On May 31, 2006, DOE commenced the rulemaking by publishing a framework document for the rulemaking and by giving notice of a public meeting and of the availability of the document for review and public comment. 71 Fed. Reg. 30,834. DOE issued an advanced notice of proposed rulemaking (ANOPR), which was published in the Federal Register on March 13, 2008. 73 Fed. Reg. 13,620. DOE held a public meeting in Washington, D.C., on March 10, 2008, and on June 26, 2008, DOE met with the National Electrical Manufacturers Association (NEMA) to discuss appropriate standards for high correlated color temperature fluorescent lamps. DOE addressed comments it received in response to the ANOPR, including comments from the public meeting and the meeting with NEMA, in its notice of proposed rulemaking, published in the Federal Register on April 13, 2009. 74 Fed. Reg. 16,920. DOE held a public meeting on February 3, 2009, in Washington, D.C., to receive oral comments on and solicit information relevant to the proposed rule. DOE responded to the comments on the proposed rule in this final rule. 74 Fed. Reg. 34,080.

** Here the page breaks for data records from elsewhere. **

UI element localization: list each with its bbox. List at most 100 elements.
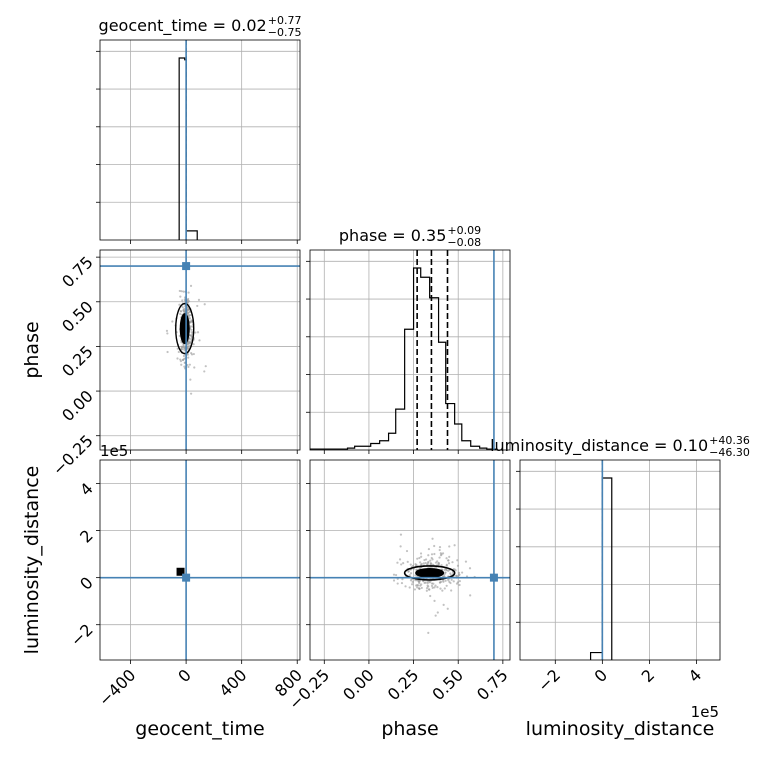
sample-point: [444, 579, 447, 582]
sample-point: [188, 363, 191, 366]
sample-point: [433, 552, 436, 556]
sample-point: [419, 563, 423, 566]
sample-point: [458, 583, 461, 587]
sample-point: [417, 580, 420, 583]
injection-marker: [182, 262, 191, 271]
sample-point: [166, 332, 169, 335]
injection-marker: [182, 573, 191, 582]
xlabel-phase: phase: [381, 718, 438, 740]
sample-point: [166, 350, 169, 354]
sample-point: [189, 284, 193, 287]
sample-point: [455, 574, 458, 577]
sample-point: [423, 558, 426, 562]
sample-point: [171, 320, 174, 323]
sample-point: [427, 585, 430, 588]
sample-point: [186, 347, 189, 350]
sample-point: [409, 563, 412, 566]
sample-point: [406, 560, 409, 563]
tick-label-y-phase: 0.00: [58, 386, 97, 425]
sample-point: [443, 587, 446, 590]
sample-point: [433, 544, 436, 548]
sample-point: [433, 586, 436, 589]
tick-label-y-phase: −0.25: [49, 431, 97, 479]
hist-panel-luminosity_distance: [516, 459, 721, 664]
offset-text-y: 1e5: [100, 442, 128, 460]
sample-point: [429, 559, 432, 562]
sample-point: [425, 587, 429, 590]
sample-point: [181, 348, 184, 351]
sample-point: [458, 573, 461, 576]
sample-point: [192, 343, 195, 346]
tick-label-x-phase: 0.25: [384, 665, 423, 704]
hist-step-phase: [310, 267, 497, 450]
sample-point: [468, 567, 472, 570]
sample-point: [445, 568, 448, 571]
sample-point: [442, 579, 445, 582]
panel-luminosity_distance-geocent_time: [96, 459, 301, 664]
title-main: geocent_time = 0.02: [99, 16, 267, 36]
sample-point: [178, 289, 181, 293]
title-geocent_time: geocent_time = 0.02 +0.77−0.75: [99, 14, 302, 39]
sample-point: [404, 585, 407, 588]
tick-label-y-luminosity_distance: 4: [76, 479, 97, 500]
xlabel-luminosity_distance: luminosity_distance: [526, 718, 715, 740]
panel-frame: [99, 39, 301, 241]
sample-point: [436, 586, 439, 589]
sample-point: [439, 587, 442, 590]
sample-point: [434, 614, 437, 617]
sample-point: [453, 544, 456, 547]
sample-point: [456, 564, 460, 567]
sample-point: [416, 586, 419, 589]
contour-outer: [403, 565, 456, 581]
sample-point: [181, 299, 184, 302]
tick-label-x-geocent_time: 0: [174, 665, 195, 686]
panel-frame: [309, 249, 511, 451]
title-minus: −46.30: [709, 446, 750, 459]
density-core: [176, 567, 185, 576]
sample-point: [445, 557, 448, 560]
axis-labels: −400 0 400 800−0.25 0.00 0.25 0.50 0.75 −2 0 2 4−0.…: [21, 253, 719, 740]
sample-point: [454, 569, 457, 572]
sample-point: [438, 545, 442, 549]
sample-point: [450, 578, 453, 581]
sample-point: [405, 549, 409, 553]
sample-point: [192, 352, 195, 356]
panel-frame: [99, 459, 301, 661]
sample-point: [193, 366, 196, 369]
sample-point: [425, 589, 428, 592]
sample-point: [187, 344, 190, 348]
sample-point: [416, 583, 419, 587]
sample-point: [400, 563, 403, 566]
sample-point: [408, 574, 411, 577]
sample-point: [450, 589, 453, 592]
sample-point: [392, 573, 396, 576]
sample-point: [437, 562, 440, 565]
sample-point: [429, 562, 433, 565]
sample-point: [178, 303, 181, 306]
sample-point: [431, 586, 434, 589]
sample-point: [187, 297, 190, 301]
sample-point: [422, 562, 425, 565]
sample-point: [411, 580, 414, 584]
ylabel-phase: phase: [21, 321, 43, 378]
panel-titles: geocent_time = 0.02 +0.77−0.75 phase = 0.3…: [99, 14, 750, 459]
sample-point: [432, 582, 435, 585]
sample-point: [180, 363, 183, 366]
sample-point: [445, 564, 448, 567]
sample-point: [427, 554, 430, 557]
sample-point: [458, 579, 461, 583]
tick-label-y-luminosity_distance: 0: [76, 573, 97, 594]
sample-point: [461, 571, 464, 574]
panel-frame: [309, 459, 511, 661]
sample-point: [457, 571, 461, 574]
sample-point: [183, 365, 186, 368]
title-plus: +0.09: [447, 224, 481, 237]
sample-point: [180, 290, 183, 293]
sample-point: [198, 339, 201, 342]
panels: [96, 39, 721, 664]
sample-point: [456, 559, 459, 562]
sample-point: [187, 341, 190, 344]
sample-point: [176, 357, 179, 360]
sample-point: [436, 560, 439, 563]
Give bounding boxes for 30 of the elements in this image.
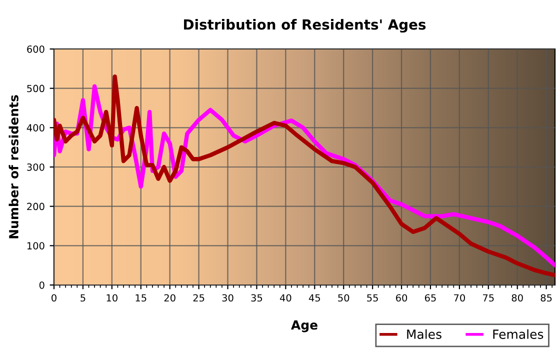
x-tick-label: 75 (483, 294, 494, 302)
y-tick-label: 0 (39, 281, 44, 289)
x-tick-label: 10 (106, 294, 118, 302)
y-tick-label: 200 (27, 202, 44, 210)
y-tick-label: 500 (27, 84, 44, 92)
x-tick-label: 20 (164, 294, 176, 302)
chart-title: Distribution of Residents' Ages (184, 19, 426, 33)
y-tick-label: 600 (27, 45, 44, 53)
x-tick-label: 40 (280, 294, 292, 302)
y-tick-label: 300 (27, 163, 44, 171)
legend-label: Males (407, 329, 442, 339)
x-tick-label: 30 (222, 294, 234, 302)
x-tick-label: 25 (193, 294, 204, 302)
legend-label: Females (493, 329, 544, 339)
y-axis-title: Number of residents (8, 95, 18, 238)
x-tick-label: 0 (52, 294, 56, 302)
y-tick-label: 100 (27, 242, 44, 250)
x-tick-label: 60 (396, 294, 408, 302)
y-tick-label: 400 (26, 124, 44, 132)
x-tick-label: 15 (136, 294, 146, 302)
x-tick-label: 85 (540, 294, 552, 302)
x-tick-label: 50 (338, 294, 350, 302)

Paperwork Reduction Act, 44 U.S.C. sections 3501-3520
This final rule imposes no new information and recordkeeping requirements; therefore, the Office of Management and Budget (OMB) clearance under the Paperwork Reduction Act is not required.
Statutory authorization for the rule
The final rule is authorized by Part A of Title III of the Energy Policy and Conservation Act (EPCA), 42 U.S.C. sect. 6291 et. seq.
Executive Order No. 12866 (Regulatory Planning and Review)
The final rule was determined to be economically significant under the Executive Order. In accordance with the Executive Order, DOE prepared and submitted to OMB an economic analysis outlining the costs and benefits of implementing each of these programs.
Executive Order No. 13132 (Federalism)
DOE determined that the final rule would not have a substantial direct effect on the states, on the relationship between the national government and the states, or on the distribution of power and responsibilities among the various levels of government.